“I’m sorry, Dave, I’m afraid I can’t do that.”
Douglas Rain, the actor who performed the voice of the computer Hal 9000 in Stanley Kubrick's film '2001: A Space Odyssey,' has died. He was 90 years old.
A transcript of the '2001' voice recording session in the Stanley Kubrick archives at the University of the Arts, London shows that Kubrick didn't give much direction to Rain, just a few brief notes like this:
— “Sound a little more like it’s a peculiar request.”
— “A little more concerned.”
— “Just try it closer and more depressed.”
From an archival New York Times article about the story that led to Rain being cast as the computer's voice in '2001' ---
The “2001” historian David Larson said that “Kubrick came up with the final HAL voice very late in the process. It was determined during ‘2001’ planning that in the future the large majority of computer command and communication inputs would be via voice, rather than via typewriter.”

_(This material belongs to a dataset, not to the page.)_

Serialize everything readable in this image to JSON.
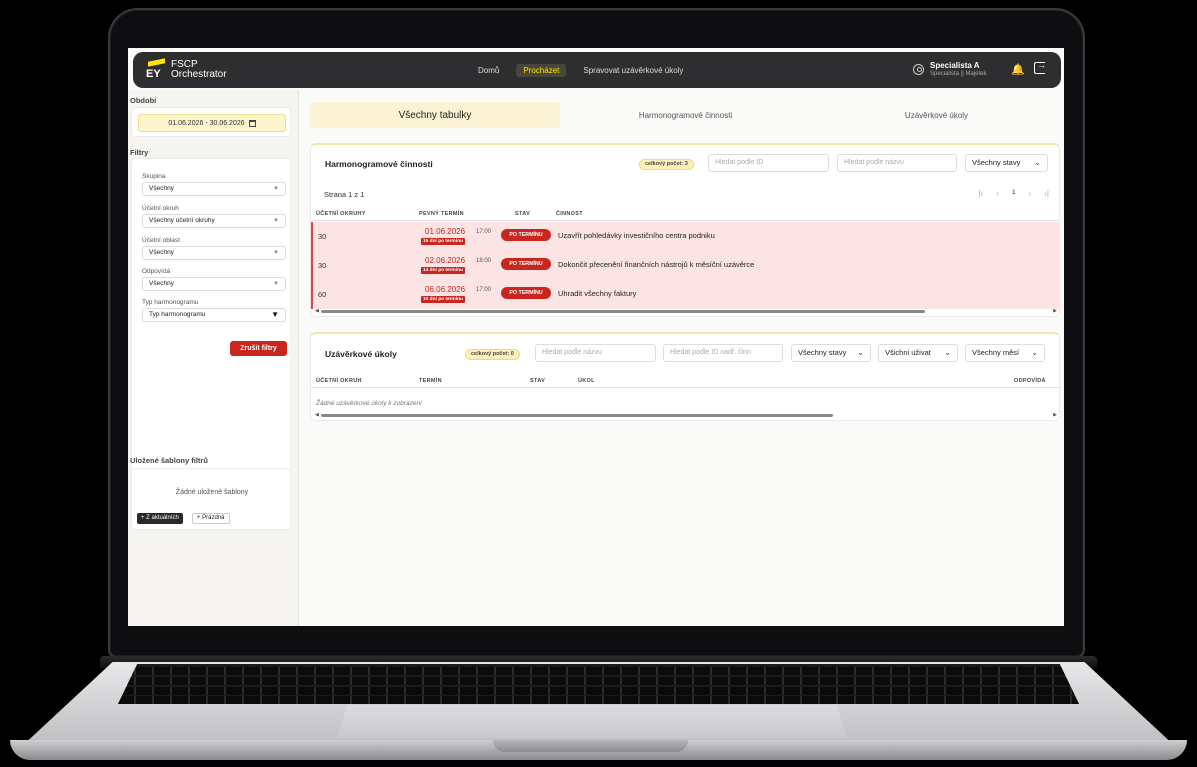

But artificial intelligence was decades from a convincing facsimile of a human voice — and who was to say how a computer should sound anyway?
To play HAL, Kubrick settled on Martin Balsam, who had won the best supporting actor Oscar for “A Thousand Clowns.” Perhaps there was a satisfying echo that appealed to Kubrick — both were from the Bronx and sounded like it. In August 1966, Balsam told a journalist: “I’m not actually seen in the picture at any time, but I sure create a lot of excitement projecting my voice through that machine. And I’m getting an Academy Award winner price for doing it, too.”
Adam Balsam, the actor’s son, told me that “Kubrick had him record it very realistically and humanly, complete with crying during the scene when HAL’s memory is being removed.”
Then the director changed his mind. “We had some difficulty deciding exactly what HAL should sound like, and Marty just sounded a little bit too colloquially American,” Kubrick said in the 1969 interview. Mr. Rain recalls Kubrick telling him, “I’m having trouble with what I’ve got in the can. Would you play the computer?”
Kubrick had heard Mr. Rain’s voice in the 1960 documentary “Universe,” a film he watched at least 95 times, according to the actor. “I think he’s perfect,” Kubrick wrote to a colleague in a letter preserved in the director’s archive. “The voice is neither patronizing, nor is it intimidating, nor is it pompous, overly dramatic or actorish. Despite this, it is interesting.”